QuarterSwede@lemmy.world 1 year ago
It’s absolutely abusive that in order to get your genetic background you have to be willing for the government to have your DNA.
kSPvhmTOlwvMd7Y7E@lemmy.world 11 months ago
It’s not even gouvernement, it’s other companies. One day some insurance company will decide to pull out your protections because, turns out, you have X% chances to get a cancer by your 40. Then all other insurance companies do the same. Then, one of them accepts you, but you gotta pay N% more for the same coverage
QuarterSwede@lemmy.world 11 months ago
That’s the fear. Government was just used as hyperbole to make a point.
sparky678348@lemm.ee 1 year ago
What are the potential downsides of the government having your DNA? I don’t think I can think of any for real
my_hat_stinks@programming.dev 1 year ago
You’re absolutely right, I can’t think of a single point in history where there was mass persecution of any particular group by a government which might have been far more efficient of they had a handy database of every citizens DNA. Just never happens, not once in all of history. There’s definitely no shining example less than a century ago.
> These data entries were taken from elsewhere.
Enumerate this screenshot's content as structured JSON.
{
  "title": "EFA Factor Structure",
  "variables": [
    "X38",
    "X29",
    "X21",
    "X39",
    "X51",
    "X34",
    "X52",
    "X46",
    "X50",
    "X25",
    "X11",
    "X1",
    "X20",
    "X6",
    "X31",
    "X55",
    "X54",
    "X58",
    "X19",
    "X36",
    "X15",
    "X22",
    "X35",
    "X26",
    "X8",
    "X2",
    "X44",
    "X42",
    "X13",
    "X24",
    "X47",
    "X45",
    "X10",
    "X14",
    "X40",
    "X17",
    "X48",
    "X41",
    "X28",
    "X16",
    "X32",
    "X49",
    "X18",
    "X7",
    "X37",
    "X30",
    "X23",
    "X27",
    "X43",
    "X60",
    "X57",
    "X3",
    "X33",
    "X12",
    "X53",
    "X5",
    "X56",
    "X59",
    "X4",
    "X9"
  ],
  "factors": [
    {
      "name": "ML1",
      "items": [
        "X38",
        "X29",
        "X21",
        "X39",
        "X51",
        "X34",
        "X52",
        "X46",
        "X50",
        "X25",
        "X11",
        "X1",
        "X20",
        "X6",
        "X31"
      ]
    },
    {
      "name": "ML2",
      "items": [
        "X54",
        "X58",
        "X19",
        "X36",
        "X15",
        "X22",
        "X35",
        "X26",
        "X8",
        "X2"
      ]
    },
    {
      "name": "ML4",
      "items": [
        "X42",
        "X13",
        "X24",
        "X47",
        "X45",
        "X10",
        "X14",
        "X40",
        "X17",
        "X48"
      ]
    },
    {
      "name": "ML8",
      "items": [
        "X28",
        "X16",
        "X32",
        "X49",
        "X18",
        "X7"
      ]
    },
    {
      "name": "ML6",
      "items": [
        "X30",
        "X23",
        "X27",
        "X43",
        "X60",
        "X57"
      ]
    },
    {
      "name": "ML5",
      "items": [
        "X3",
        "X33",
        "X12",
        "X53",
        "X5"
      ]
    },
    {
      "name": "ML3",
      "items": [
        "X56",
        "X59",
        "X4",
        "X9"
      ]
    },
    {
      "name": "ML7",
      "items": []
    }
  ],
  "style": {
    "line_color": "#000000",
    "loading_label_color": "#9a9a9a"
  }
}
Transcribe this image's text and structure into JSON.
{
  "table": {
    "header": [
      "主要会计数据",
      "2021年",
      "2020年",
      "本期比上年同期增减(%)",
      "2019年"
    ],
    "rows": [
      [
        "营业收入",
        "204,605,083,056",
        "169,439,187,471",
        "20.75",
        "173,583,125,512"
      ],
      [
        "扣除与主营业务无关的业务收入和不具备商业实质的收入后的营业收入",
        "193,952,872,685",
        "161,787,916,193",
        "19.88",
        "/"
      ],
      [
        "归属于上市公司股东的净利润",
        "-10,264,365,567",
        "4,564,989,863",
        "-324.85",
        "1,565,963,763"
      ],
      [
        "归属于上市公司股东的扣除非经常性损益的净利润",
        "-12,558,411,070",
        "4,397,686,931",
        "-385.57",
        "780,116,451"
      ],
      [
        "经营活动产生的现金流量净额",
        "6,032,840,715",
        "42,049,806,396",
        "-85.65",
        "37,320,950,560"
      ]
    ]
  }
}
abbadon420@lemm.ee 1 year ago
What if the government in the nearby future decides it is illegal to watch porn? They trace your ip to your house, come with a search warrant, find you cumsock or vibrator covered in dna and you’re in the system. Boink! Off to horny jail with you!
kSPvhmTOlwvMd7Y7E@lemmy.world 11 months ago
Copy pasting my other comment
One day some insurance company will decide to pull out your protections because, turns out, you have X% chances to get a cancer by your 40. Then all other insurance companies do the same. Then, one of them accepts you, but you gotta pay N% more for the same coverage
XbSuper@lemmy.world 1 year ago
Both of the responses to your comment are batshit lol.
I don’t like the idea of the government having my dna, but does anyone have a genuine (non irrational) reason it would be bad?